Monday, May 7, 2012

Yoga FAQ

What is Yoga?
Yoga is the cessation of the fluctuations (vRRitti) of the mental plane (chitta). Once that is achieved, the seer resides in its own true nature, otherwise the seer is absorbed in the fluctuations of the mental plane.

What are vRRitis?
There are five kinds of mental fluctuations - right knowledge, error, imagination, sleep and memory and these may be either detrimental or non-detrimental to the practice of yoga.

Right knowledge consists of sense perception, logic and verbal testimony.
Error is false knowledge stemming from incorrect notion of something.
Imagination is the usage of words that are devoid of an actual object.
Deep sleep is the mental state based on absence of any content.
Memory is the retention of images of sense objects that have been experienced.

What is chitta?
In Yoga, human body consists of three layers:
a. Gross Physical body
b. Subtle Internal body
c. Soul or puruSha

The Internal body is know as chitta and consists of three layers:
a. manas or mind, which generates the notion "I am A, different from B"
b. ahaMkAra or ego,  which generates the notion "I am" i.e self-awareness
c. buddhi or intelligence, which generates the notion "I" i.e awareness

The Internal body and gross body are evolutes of prakRRiti or primordial matter.

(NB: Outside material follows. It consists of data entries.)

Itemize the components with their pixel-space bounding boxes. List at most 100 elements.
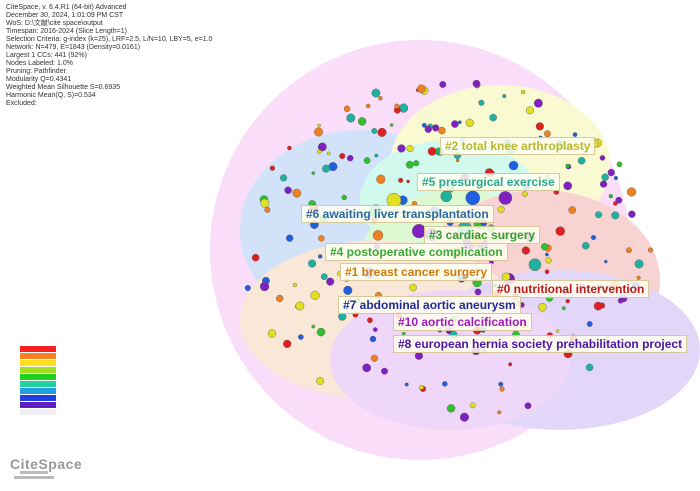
header: CiteSpace, v. 6.4.R1 (64-bit) Advanced De… (6, 4, 212, 108)
header-line: WoS: D:\文献\cite space\output (6, 20, 103, 27)
node (286, 234, 294, 242)
node (343, 285, 353, 295)
node (595, 211, 603, 219)
node (555, 329, 560, 333)
node (311, 171, 316, 175)
node (628, 210, 636, 218)
node (585, 363, 594, 372)
node (446, 404, 456, 413)
node (369, 335, 377, 343)
node (499, 386, 505, 392)
node (409, 283, 417, 292)
header-line: December 30, 2024, 1:01:09 PM CST (6, 12, 124, 19)
node (362, 363, 372, 373)
node (363, 157, 371, 164)
node (502, 94, 507, 99)
header-line: Pruning: Pathfinder (6, 68, 66, 75)
node (465, 118, 474, 127)
node (326, 277, 335, 286)
node (341, 194, 347, 201)
node (555, 226, 565, 236)
node (544, 269, 550, 275)
node (406, 179, 410, 184)
node (611, 211, 620, 220)
node (432, 124, 440, 132)
node (563, 181, 572, 191)
header-line: Largest 1 CCs: 441 (92%) (6, 52, 87, 59)
node (565, 163, 570, 169)
node (308, 259, 317, 268)
node (310, 290, 320, 300)
node (582, 242, 590, 250)
node (593, 301, 603, 311)
node (316, 377, 325, 385)
node (413, 160, 420, 167)
node (357, 117, 367, 126)
node (317, 149, 322, 154)
node (533, 98, 543, 108)
node (318, 235, 325, 242)
node (538, 303, 547, 312)
node (525, 106, 534, 115)
node (292, 188, 302, 198)
node (457, 120, 462, 125)
node (586, 321, 593, 327)
cluster-label: #4 postoperative complication (325, 243, 508, 261)
node (498, 381, 504, 387)
node (371, 128, 378, 134)
node (524, 402, 532, 410)
node (372, 230, 384, 241)
node (440, 190, 452, 203)
node (326, 151, 331, 156)
node (421, 122, 427, 128)
node (376, 174, 386, 184)
node (489, 113, 497, 122)
node (451, 120, 459, 128)
node (320, 273, 328, 280)
node (498, 191, 513, 205)
node (478, 99, 485, 106)
node (617, 297, 624, 304)
node (568, 206, 577, 214)
node (264, 206, 271, 213)
node (616, 161, 623, 168)
node (260, 198, 270, 208)
node (565, 299, 570, 304)
logo: CiteSpace (10, 456, 83, 472)
node (626, 187, 637, 197)
node (520, 89, 526, 95)
node (545, 257, 552, 264)
node (528, 258, 542, 271)
node (317, 123, 321, 128)
header-line: Network: N=479, E=1843 (Density=0.0161) (6, 44, 141, 51)
node (508, 160, 519, 171)
node (465, 190, 480, 206)
node (317, 142, 327, 152)
node (541, 243, 549, 251)
node (381, 367, 388, 375)
node (414, 351, 423, 360)
node (521, 246, 530, 255)
node (613, 175, 618, 181)
node (365, 103, 371, 109)
node (244, 284, 251, 292)
node (455, 158, 460, 163)
cluster-label: #8 european hernia society prehabilitati… (393, 335, 688, 353)
node (372, 327, 378, 332)
node (439, 81, 447, 88)
node (474, 288, 482, 296)
node (267, 329, 277, 338)
node (497, 205, 505, 213)
node (295, 301, 305, 311)
node (601, 173, 609, 181)
node (599, 155, 606, 161)
node (280, 174, 288, 182)
node (276, 294, 284, 303)
node (398, 177, 404, 183)
logo-icon (14, 471, 54, 479)
node (599, 180, 608, 188)
node (535, 122, 544, 131)
node (374, 153, 379, 158)
node (394, 103, 400, 109)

How can the vRRitis be stilled?
These vRRitis of mental plane are stilled by practice (abhyAsa) and dispassion (vairAgyam).

What is abhyAsa?
Practice is the effort to be fixed in concentraing the mind and requires uninterrupted cultivation over a long period of time.

What is Dispassion?
Dispassion is the controlled consciousness of one who is without craving of sense objects. This is of two types:
a. indifference to sense objects (vairAgyam)
b. indifference to the guNas themselves (vaitRRiShNyam)

What are guNas?
guNas are the constituent strands of prakRRiti. There are three such strands:
a. sattva or lucidity, tranquility, wisdom, discrimination, detachment, happinesss, peacefulness
b. rajas or action, movement, creation, hankering, power, restlessness
c. tamas or inertia, ignorance, delusion, disinterest, lethary, sleep

The guNas are in continuous tension with each other - sometimes one dominates the other and then some other one.

In this context, the purpose of yoga is to maximize sattva and minimize rajas and tamas.